Deveria estar, com certeza.
Toda manifestação pública, qualquer o assunto, deve ser sopesada e
pode ser bastante custosa, não nos cabendo a bravata de nos dizermos
corajosos. Ao contrário. Sabemos bem que o medo não diminui a dignidade
do ato que se faz necessário. Não podemos assim deixar de temer o quadro
atual nem as implicações de qualquer fala que indigite mesmo as mazelas
mais flagrantes. Apenas não podemos silenciar, e em nossa voz coletiva
desenha-se a promessa, a esperança.
Não podemos renunciar à nossa condição de professores e de membros da
comunidade universitária; não podemos abrir mão da própria
universidade, que, afinal de contas, é nosso horizonte e nossa razão de
ser. Recorrendo a uma bela imagem de Borges, a universidade é nosso
centro, nossa álgebra; e a vida não teria para nós o menor sentido sem
sua permanente defesa.
*João Carlos Salles é professor titular do Departamento de Filosofia da Universidade Federal da Bahia. Ex-reitor da UFBA e ex-presidente da ANDIFES.
Notas
[i] O vídeo está disponível na matéria “Lula diz não temer reitores: ‘Dedo que falta não foram eles que morderam’” (https://noticias.uol.com.br/politica/ultimas-noticias/2024/06/22/lula-reitores-greve-universidades-federais-dedo-medo.htm). A transcrição da Folha, bem como a de O Globo (https://g1.globo.com/politica/noticia/2024/06/21/lula-se-queixa-de-greve-das-federais-e-diz-que-nao-tem-medo-de-reitores-este-dedo-nao-foram-eles-que-morderam.ghtml), é quase de má fé, procura o escândalo, mas o vídeo restabelece o sentido, sendo este bem mais sutil.
[ii]
Em sua ampla maioria, sem que estejam, por isso, sob o domínio da
esquerda, como costumam pensar seus aliados e também seus detratores.
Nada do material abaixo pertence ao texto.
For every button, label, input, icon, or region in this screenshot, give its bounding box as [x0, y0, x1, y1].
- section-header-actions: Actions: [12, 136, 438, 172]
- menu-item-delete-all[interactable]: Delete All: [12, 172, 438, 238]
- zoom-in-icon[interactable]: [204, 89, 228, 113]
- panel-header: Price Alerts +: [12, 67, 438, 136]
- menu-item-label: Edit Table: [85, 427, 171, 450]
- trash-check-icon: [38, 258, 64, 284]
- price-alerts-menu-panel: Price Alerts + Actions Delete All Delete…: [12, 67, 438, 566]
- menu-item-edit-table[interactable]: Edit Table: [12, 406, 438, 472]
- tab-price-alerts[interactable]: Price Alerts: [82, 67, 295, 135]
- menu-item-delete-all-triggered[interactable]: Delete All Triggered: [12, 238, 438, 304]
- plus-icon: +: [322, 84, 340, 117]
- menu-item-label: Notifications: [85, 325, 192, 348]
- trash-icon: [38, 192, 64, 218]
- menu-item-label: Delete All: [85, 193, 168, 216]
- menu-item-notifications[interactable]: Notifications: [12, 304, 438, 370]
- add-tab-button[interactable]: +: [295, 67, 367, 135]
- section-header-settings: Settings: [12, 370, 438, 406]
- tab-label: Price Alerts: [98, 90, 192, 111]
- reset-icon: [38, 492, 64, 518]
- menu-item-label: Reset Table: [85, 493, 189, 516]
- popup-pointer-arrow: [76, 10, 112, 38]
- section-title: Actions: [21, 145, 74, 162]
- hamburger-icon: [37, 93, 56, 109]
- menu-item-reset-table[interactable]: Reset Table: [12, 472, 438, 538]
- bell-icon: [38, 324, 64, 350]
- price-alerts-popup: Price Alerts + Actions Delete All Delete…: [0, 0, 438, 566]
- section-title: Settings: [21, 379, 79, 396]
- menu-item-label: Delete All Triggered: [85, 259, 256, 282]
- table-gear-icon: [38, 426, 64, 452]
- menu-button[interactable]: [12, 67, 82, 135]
“Esse foi sempre o fantasma útil da repressão” – como bem o afirma Muniz
Sodré. “A realidade se matiza por silenciosa maioria conservadora, uma
coorte de progressistas (centro-esquerda, social-democracia) e nichos
convictos das utopias religiosamente reveladas pelo determinismo
histórico.” Muniz Sodré, “Direita, volver”, Folha de S. Paulo, 22 de junho de 2024 (https://www1.folha.uol.com.br/colunas/muniz-sodre/2024/06/direita-volver.shtml).
[iii] Marilena Chauí, “A universidade operacional” (https://aterraeredonda.com.br/a-universidade-operacional/).
Cabe observar que a pressão da privatização não corre em uma linha
paralela, podendo atropelar de dentro a educação pública. De todo modo,
tais pressões insidiosas dão-se em um cenário no qual cerca de 90% das
instituições de “educação superior” são privadas. E, com as exceções de
praxe, elas não se conformam em universidades, cujas exigências não
conseguem satisfazer, tomando assim a forma sobretudo de faculdades, sem
compromisso com os laços internos entre ensino, pesquisa e extensão,
além de avançarem no formato de uma educação à distância deficiente, uma
vez que sem lastro em autênticas universidades.
[iv]
Precarização do trabalho e, também, quebra de uma solidariedade
intergeracional, para retomar uma preciosa colocação de Roberto Leher,
in “A greve das Universidades e Institutos Federais” (https://aterraeredonda.com.br/a-greve-das-universidades-e-institutos-federais/).
[v]
Chamamos a atenção para esse fenômeno de desagregação da universidade,
em relação ao qual a própria instituição pode manter uma indesejável
cumplicidade, no texto “A mão de Oza” (https://aterraeredonda.com.br/a-mao-de-oza/).
[vi]
As fundações podem ser sérias, sem dúvida. Dou aqui meu enfático
testemunho da seriedade, por exemplo, de nossa FAPEX, da qual um dia fui
presidente de seu Conselho Deliberativo. Entretanto, simplesmente não
cabe a uma fundação estabelecer os procedimentos de controle, segundo
padrões adequados à dimensão propriamente acadêmica, nem tal controle
pode ou deve escapar à própria universidade – por vezes, pela pura e
simples ausência da devida regulação por seus conselhos superiores.